Altar de culto de la Esperanza de Triana en la Iglesia Conventual de San Jacinto. Foto archivo del historiador Ramón de la Campa |
Ahora que febrero va quebrando albores
cada vez más tempranos, y las tardes se estiran con la lentitud de la luz que
no quiere abandonar el poniente de la ciudad. Ahora que huele a incienso en el
atrio del templo que no está cerrado del todo, como si el tiempo de la espera
empujara suavemente esas hojas donde están escritas tantas historias, tantas
miradas, tantas despedidas... Ahora que arde la cera en los altares donde se le rinde culto al
Cristo que heredaste de tus padres o de tus abuelos, a la Virgen que te ofrece
la mano para que puedas sentir el calor de la palabra Madre. Ahora que todo
vuelve a empezar, con la ceniza aún lejana en el horizonte de marzo, es tiempo
para reflexionar sobre la médula que recorre la espina dorsal de la Semana
Santa.
Tal vez no haya tiempo más clarividente
que éste. Es posible que durante los días de la Cuaresma nos sintamos abducidos
por ese vórtice del tiempo que corre en busca del Domingo de la Luz. Y cuando
llega esta fecha señalada en azul y blanco, entonces no tenemos más remedio
que sentir y no pensar. Por eso ahora, justamente ahora, vamos a meditar sobre
esos cultos que conforman uno de los dos ejes sobre los que se asientan las
cofradías: el culto y la caridad. Amarás a Dios sobre todas las cosas, y al
prójimo como a ti mismo. Ahí está encerrado todo. Capacidad de síntesis a lo
divino.
Los cultos son algo más que los
prolegómenos de la Semana Santa. Los cultos no son un prólogo ni una antesala.

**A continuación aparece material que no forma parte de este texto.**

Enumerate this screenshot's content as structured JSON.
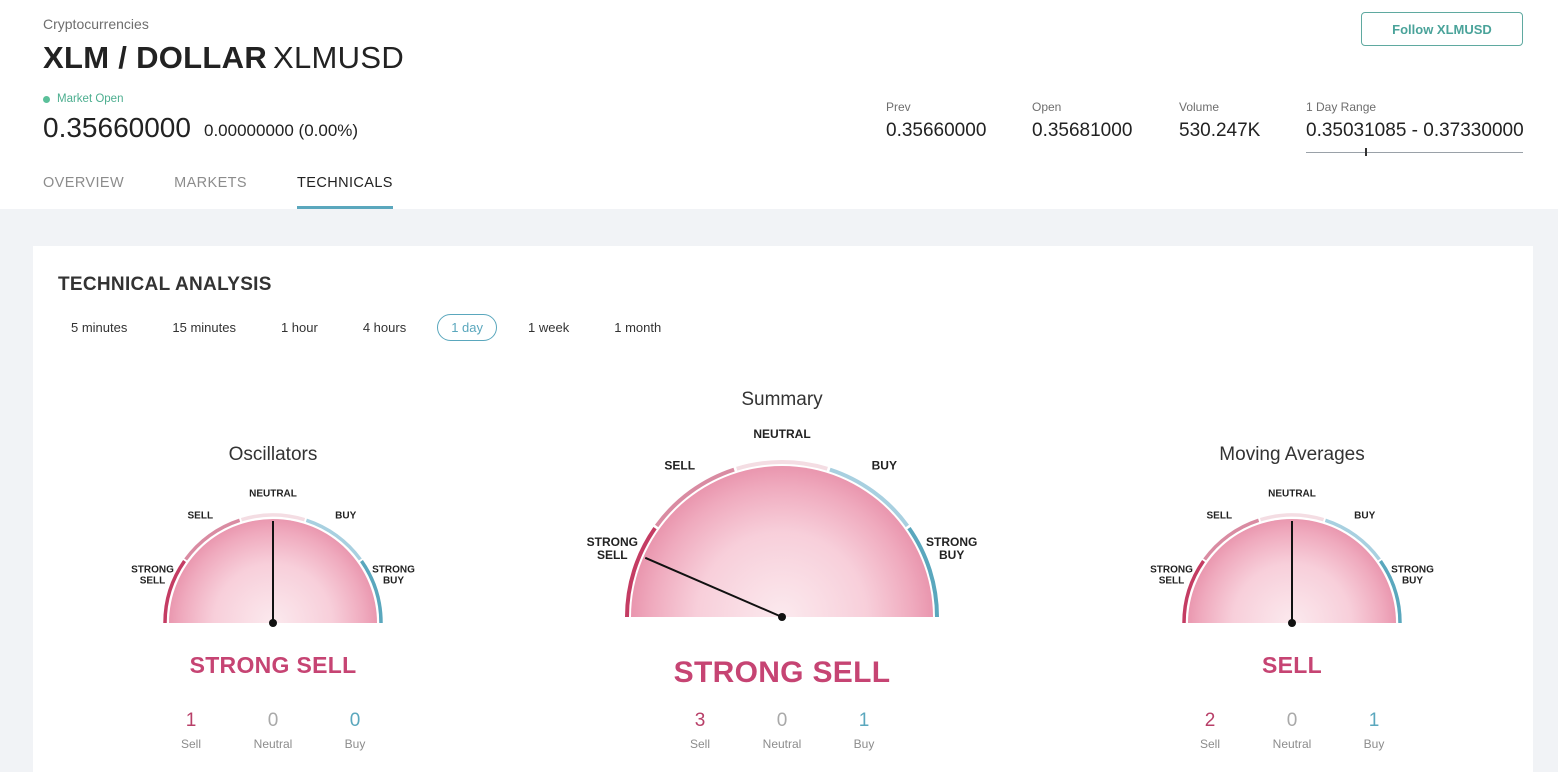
{
  "header": {
    "category": "Cryptocurrencies",
    "pair": "XLM / DOLLAR",
    "symbol": "XLMUSD",
    "follow_label": "Follow XLMUSD",
    "market_status": "Market Open",
    "price": "0.35660000",
    "change": "0.00000000 (0.00%)",
    "stats": [
      {
        "label": "Prev",
        "value": "0.35660000"
      },
      {
        "label": "Open",
        "value": "0.35681000"
      },
      {
        "label": "Volume",
        "value": "530.247K"
      },
      {
        "label": "1 Day Range",
        "value": "0.35031085 - 0.37330000"
      }
    ],
    "day_range_position": 0.27
  },
  "tabs": [
    "OVERVIEW",
    "MARKETS",
    "TECHNICALS"
  ],
  "active_tab": "TECHNICALS",
  "technical": {
    "title": "TECHNICAL ANALYSIS",
    "intervals": [
      "5 minutes",
      "15 minutes",
      "1 hour",
      "4 hours",
      "1 day",
      "1 week",
      "1 month"
    ],
    "active_interval": "1 day",
    "zone_labels": {
      "strong_sell": [
        "STRONG",
        "SELL"
      ],
      "sell": "SELL",
      "neutral": "NEUTRAL",
      "buy": "BUY",
      "strong_buy": [
        "STRONG",
        "BUY"
      ]
    },
    "count_labels": {
      "sell": "Sell",
      "neutral": "Neutral",
      "buy": "Buy"
    },
    "gauges": [
      {
        "id": "oscillators",
        "title": "Oscillators",
        "signal": "STRONG SELL",
        "needle": 0.5,
        "counts": {
          "sell": "1",
          "neutral": "0",
          "buy": "0"
        }
      },
      {
        "id": "summary",
        "title": "Summary",
        "signal": "STRONG SELL",
        "needle": 0.13,
        "counts": {
          "sell": "3",
          "neutral": "0",
          "buy": "1"
        }
      },
      {
        "id": "moving-averages",
        "title": "Moving Averages",
        "signal": "SELL",
        "needle": 0.5,
        "counts": {
          "sell": "2",
          "neutral": "0",
          "buy": "1"
        }
      }
    ]
  },
  "colors": {
    "strong_sell": "#c43c63",
    "sell": "#d98ba2",
    "neutral": "#f4dde3",
    "buy": "#a8d0e0",
    "strong_buy": "#5aa7bd",
    "signal": "#c64473",
    "accent": "#5aa7bd"
  }
}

Los cultos son la demostración palpable de que las cofradías están vivas, y no
reducen su labor a la salida procesional que nos deslumbra con su emoción, con
su belleza, con su verdad. Los cultos son el corazón donde late el espíritu de
la Semana Santa. Encerrada en los muros de las iglesias mudejares, iluminada
por el esplendor del Barroco, la sangre va bombeando la frialdad que el
invierno deposita en las calles. Empieza a correr el misterio por las arterias
que llevan esos nombres que lo dicen todo desde el silencio de esquina y
azulejo: Pureza, Parras, Cuna, Castilla, Imagen, Trajano... Hasta que un día se
rompa el corazón mudejar del templo, y el Barroco salga a la calle para
provocarnos el repeluco que llevamos esperando un año.
La historia de las cofradías está
jalonada por esos quinarios y esos triduos, por esos septenarios y esas novenas
que han servido para mostrar la Verdad con mayúscula que se encierra en las
capillas cuando aún no ha estallado la primavera en el foro abierto de la
calle. La palabra se hace presente, y Dios aparece en la plenitud eucarística
que tiene la misma forma que la deseada luna del mes de Nissan.
El incienso está a medio camino, entre la ofrenda de Belén y las
volutas que jugarán con el aire tibio del mes de abril. Los nazarenos no
formarán hileras paralelas, sino que se sentarán, a cara descubierta, en los
bancos que crujirán con ese sonido que nos traerá a la memoria un amanecer de
caoba y madrugada. Todos reunidos bajo el mismo techo, como una familia que
celebra el encuentro con el Padre, porque la Semana Santa es tan sencilla y tan
profunda como la vida misma.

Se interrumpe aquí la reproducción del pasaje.